Set in modern-day Tel Aviv, Exit Wounds tells the story of a young cabdriver named Koby who finds out that his estranged father, Gabriel, might have died in a recent bombing in Hadera. He hears the news from the father’s young lover Numi, the misunderstood daughter of wealthy Tel Avivians, who sojourns with Koby to and from the site of the bombing, seeking details about Gabriel’s death. Along the way, the two uncover unexpected information about his life (A second wife? Another mistress? A newfound faith?) that throws them both off course and into uncharted territory.
Modan draws her readers through the complex social structures of contemporary Israel as Koby and Numi learn more about the mysteries that surround Gabriel’s life. Readers meet illegal Filipino street workers, overenthusiastic food vendors, Russian immigrants, old friends, and survivors of past attacks, many searching for answers much in the same way that Koby and Numi do. The shadow of the bombing haunts the entirety of the text, dispersing and uniting characters without regard to sex, class, or race. In Exit Wounds the warp and weave of Israel’s social fabric comes undone only to tighten itself around characters who are unexpectedly brought together to reconnect the dispersed threads. From morgue to cemetery to city center to idyllic beachfront, Koby and Numi’s circuitous search for answers reflects a broader quest for reason and peace of mind in Israel today.
Young Israelis are bearing witness to an Israel that is endlessly evolving, growing, and accommodating new faces and subcultures, while simultaneously struggling with the conflicts that have troubled Israel’s existence since its birth. How does one live calmly in a country whose daily life is fraught with the unnerving possibility of a coming attack? Is there any way to prepare for what life might bring tomorrow? The book’s characters develop their own means of coping, ranging from indifference and frustration to nervous laughter and acceptance of life’s unknowns.
Answers, however, don’t come easily in Exit Wounds. The book begets questions about family, friendship, politics, romance, nationality, race, and class.
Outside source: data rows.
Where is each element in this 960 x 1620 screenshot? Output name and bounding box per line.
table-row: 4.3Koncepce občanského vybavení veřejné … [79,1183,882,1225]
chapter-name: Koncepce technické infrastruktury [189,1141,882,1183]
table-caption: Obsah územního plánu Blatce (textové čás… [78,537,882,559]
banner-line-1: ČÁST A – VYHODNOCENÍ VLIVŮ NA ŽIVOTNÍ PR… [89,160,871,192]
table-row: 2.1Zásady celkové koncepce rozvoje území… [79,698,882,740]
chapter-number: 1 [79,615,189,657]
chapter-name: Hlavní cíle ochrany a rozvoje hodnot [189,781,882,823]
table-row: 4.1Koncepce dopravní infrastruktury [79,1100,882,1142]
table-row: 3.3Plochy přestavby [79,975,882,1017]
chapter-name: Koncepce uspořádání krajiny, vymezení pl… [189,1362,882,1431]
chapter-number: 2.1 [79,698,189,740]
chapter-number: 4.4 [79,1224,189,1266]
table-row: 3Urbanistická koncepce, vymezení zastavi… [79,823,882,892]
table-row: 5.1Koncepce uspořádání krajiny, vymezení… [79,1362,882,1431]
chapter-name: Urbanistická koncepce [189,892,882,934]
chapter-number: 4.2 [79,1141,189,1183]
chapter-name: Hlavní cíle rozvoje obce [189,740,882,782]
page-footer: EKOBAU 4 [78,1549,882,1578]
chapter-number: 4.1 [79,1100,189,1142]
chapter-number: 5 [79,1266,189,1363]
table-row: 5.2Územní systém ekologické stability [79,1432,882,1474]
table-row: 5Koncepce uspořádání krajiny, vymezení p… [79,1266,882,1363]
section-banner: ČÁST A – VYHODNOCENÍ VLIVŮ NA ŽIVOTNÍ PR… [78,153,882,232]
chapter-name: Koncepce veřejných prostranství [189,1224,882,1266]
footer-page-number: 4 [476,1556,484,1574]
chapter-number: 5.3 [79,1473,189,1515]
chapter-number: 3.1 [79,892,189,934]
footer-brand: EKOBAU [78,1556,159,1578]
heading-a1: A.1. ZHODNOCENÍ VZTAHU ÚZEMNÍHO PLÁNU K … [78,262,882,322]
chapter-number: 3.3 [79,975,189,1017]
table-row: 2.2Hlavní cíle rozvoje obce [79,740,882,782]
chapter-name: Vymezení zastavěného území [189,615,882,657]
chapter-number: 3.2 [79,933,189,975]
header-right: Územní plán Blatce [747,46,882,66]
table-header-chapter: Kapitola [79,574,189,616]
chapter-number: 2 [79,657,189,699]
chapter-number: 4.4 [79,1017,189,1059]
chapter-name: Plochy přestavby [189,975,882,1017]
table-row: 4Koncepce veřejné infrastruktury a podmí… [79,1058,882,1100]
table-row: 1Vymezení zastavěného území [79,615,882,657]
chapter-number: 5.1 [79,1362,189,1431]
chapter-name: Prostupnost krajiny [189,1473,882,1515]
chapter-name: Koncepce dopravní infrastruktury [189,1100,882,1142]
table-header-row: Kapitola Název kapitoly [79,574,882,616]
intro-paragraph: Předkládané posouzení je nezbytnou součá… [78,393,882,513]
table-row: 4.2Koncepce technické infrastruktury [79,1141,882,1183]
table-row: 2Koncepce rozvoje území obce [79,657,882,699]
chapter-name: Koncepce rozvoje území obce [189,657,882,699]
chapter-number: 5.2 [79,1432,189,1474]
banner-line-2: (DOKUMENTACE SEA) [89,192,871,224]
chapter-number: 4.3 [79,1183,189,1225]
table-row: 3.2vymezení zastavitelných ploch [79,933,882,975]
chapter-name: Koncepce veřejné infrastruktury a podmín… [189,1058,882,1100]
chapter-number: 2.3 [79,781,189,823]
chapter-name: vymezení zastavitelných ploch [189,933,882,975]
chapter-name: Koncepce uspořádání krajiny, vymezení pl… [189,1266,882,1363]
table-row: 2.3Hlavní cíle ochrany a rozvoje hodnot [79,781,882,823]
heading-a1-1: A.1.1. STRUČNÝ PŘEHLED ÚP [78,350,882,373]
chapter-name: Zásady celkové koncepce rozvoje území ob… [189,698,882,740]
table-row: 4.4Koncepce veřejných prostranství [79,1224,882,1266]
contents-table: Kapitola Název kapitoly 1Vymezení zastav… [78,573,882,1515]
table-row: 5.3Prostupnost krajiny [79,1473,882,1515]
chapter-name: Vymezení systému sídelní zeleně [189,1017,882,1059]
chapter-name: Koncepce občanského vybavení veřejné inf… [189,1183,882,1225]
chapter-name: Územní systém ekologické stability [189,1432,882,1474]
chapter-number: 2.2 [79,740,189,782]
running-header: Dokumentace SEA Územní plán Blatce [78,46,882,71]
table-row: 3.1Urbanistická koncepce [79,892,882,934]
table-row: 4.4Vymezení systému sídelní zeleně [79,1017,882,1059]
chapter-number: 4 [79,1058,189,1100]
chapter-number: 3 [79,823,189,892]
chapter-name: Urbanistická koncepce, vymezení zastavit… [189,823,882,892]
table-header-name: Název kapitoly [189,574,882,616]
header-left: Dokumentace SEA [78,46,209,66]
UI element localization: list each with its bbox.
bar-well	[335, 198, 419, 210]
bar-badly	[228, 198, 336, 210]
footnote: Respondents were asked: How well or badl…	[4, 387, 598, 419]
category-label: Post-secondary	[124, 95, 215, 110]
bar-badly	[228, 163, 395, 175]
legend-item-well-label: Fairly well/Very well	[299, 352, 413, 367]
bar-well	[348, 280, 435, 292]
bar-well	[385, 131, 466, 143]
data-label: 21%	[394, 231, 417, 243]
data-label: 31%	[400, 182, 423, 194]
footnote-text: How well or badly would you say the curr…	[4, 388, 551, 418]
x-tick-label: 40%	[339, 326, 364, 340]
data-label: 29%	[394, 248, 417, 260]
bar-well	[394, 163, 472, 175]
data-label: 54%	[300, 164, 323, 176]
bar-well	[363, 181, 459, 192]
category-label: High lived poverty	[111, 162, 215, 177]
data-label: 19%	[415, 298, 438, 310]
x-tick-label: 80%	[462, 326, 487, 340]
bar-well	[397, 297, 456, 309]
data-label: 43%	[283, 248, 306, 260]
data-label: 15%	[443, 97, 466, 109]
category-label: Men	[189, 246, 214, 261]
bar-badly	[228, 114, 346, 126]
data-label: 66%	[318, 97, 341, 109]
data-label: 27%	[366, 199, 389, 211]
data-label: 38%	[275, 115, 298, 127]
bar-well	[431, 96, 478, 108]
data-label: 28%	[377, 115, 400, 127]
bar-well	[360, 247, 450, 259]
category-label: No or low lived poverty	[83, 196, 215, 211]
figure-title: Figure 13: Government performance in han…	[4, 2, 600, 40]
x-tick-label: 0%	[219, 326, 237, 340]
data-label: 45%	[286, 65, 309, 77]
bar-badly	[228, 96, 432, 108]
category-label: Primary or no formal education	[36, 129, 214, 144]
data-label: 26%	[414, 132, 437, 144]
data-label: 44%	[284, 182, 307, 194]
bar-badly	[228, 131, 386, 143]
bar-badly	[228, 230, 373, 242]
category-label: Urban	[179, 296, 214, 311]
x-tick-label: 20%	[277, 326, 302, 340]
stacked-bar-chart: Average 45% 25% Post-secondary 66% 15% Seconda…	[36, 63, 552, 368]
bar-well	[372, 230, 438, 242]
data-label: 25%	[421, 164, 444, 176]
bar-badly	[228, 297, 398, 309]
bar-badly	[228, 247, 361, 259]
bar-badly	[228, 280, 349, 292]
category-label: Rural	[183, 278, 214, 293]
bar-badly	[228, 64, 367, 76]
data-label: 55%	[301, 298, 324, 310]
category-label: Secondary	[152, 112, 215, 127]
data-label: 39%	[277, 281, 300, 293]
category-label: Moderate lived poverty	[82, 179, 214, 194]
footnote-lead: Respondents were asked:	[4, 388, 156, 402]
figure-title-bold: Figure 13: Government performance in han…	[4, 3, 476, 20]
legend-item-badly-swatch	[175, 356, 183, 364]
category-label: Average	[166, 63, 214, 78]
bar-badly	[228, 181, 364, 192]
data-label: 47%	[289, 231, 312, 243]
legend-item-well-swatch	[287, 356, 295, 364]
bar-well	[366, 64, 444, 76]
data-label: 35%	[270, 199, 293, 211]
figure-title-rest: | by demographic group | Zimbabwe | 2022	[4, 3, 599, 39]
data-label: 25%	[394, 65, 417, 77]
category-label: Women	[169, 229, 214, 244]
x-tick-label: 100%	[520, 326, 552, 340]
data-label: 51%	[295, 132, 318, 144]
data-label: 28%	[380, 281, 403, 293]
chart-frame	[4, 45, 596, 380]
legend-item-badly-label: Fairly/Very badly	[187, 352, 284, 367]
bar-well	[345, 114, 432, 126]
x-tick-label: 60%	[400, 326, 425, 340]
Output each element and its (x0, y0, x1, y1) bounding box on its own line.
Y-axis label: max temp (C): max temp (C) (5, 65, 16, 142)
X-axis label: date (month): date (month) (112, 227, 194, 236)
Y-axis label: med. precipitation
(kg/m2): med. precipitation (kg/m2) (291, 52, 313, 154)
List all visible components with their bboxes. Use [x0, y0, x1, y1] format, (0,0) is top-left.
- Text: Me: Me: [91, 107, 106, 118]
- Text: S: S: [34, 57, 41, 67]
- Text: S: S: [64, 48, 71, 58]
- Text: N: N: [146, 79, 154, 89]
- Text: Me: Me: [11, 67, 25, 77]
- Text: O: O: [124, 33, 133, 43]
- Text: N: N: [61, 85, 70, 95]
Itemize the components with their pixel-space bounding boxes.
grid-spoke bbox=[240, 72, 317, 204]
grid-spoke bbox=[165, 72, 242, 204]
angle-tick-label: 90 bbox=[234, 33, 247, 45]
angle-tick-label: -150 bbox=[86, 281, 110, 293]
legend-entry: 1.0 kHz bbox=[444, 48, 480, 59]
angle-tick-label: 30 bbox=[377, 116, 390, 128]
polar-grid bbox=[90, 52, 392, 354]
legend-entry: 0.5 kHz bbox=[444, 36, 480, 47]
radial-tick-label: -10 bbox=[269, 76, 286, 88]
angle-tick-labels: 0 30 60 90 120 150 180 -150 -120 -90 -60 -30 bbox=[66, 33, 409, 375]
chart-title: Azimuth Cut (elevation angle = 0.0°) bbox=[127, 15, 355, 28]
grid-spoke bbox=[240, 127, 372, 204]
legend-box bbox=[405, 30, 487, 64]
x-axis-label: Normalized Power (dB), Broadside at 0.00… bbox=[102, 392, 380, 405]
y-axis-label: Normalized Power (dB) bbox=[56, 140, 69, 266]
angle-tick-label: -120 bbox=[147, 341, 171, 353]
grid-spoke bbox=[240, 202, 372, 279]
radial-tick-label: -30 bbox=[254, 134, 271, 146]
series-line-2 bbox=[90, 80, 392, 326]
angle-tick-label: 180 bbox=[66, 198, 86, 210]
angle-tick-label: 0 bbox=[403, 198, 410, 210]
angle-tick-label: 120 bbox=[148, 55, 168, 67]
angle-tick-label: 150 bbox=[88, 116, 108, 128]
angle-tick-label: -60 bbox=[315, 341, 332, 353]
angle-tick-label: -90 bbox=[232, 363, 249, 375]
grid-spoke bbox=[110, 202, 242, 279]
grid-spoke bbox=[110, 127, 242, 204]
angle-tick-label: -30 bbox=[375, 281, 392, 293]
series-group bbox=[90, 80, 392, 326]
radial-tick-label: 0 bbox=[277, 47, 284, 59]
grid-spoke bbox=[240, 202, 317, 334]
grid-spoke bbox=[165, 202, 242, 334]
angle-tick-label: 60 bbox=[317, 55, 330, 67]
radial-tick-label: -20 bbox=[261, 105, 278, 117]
And perhaps that is what most impresses about Modan’s graphic novel. In spite of its brevity, the book is loaded with inquiries into the complexities of Israeli society: how familial ties dissolve in the face of political unrest; how relationships form and fail as a result of personal and national fears; how class and caste both serve to bring people together and drive them apart.
Don’t expect an arduous study of national psychology. The book, even with its heavy themes and examination of weighty issues, maintains its humor and rarely loses itself in cynical undertones. From sisterly teasing to lovers’ intimacy, Modan has a sharp eye for domestic living and uses that keen vision to draw out lightness and warmth – and ultimately, hope – in even the darkest situations. The result is a book that encourages those on a long journey for answers to live the questions, and then one day live themselves into an answer.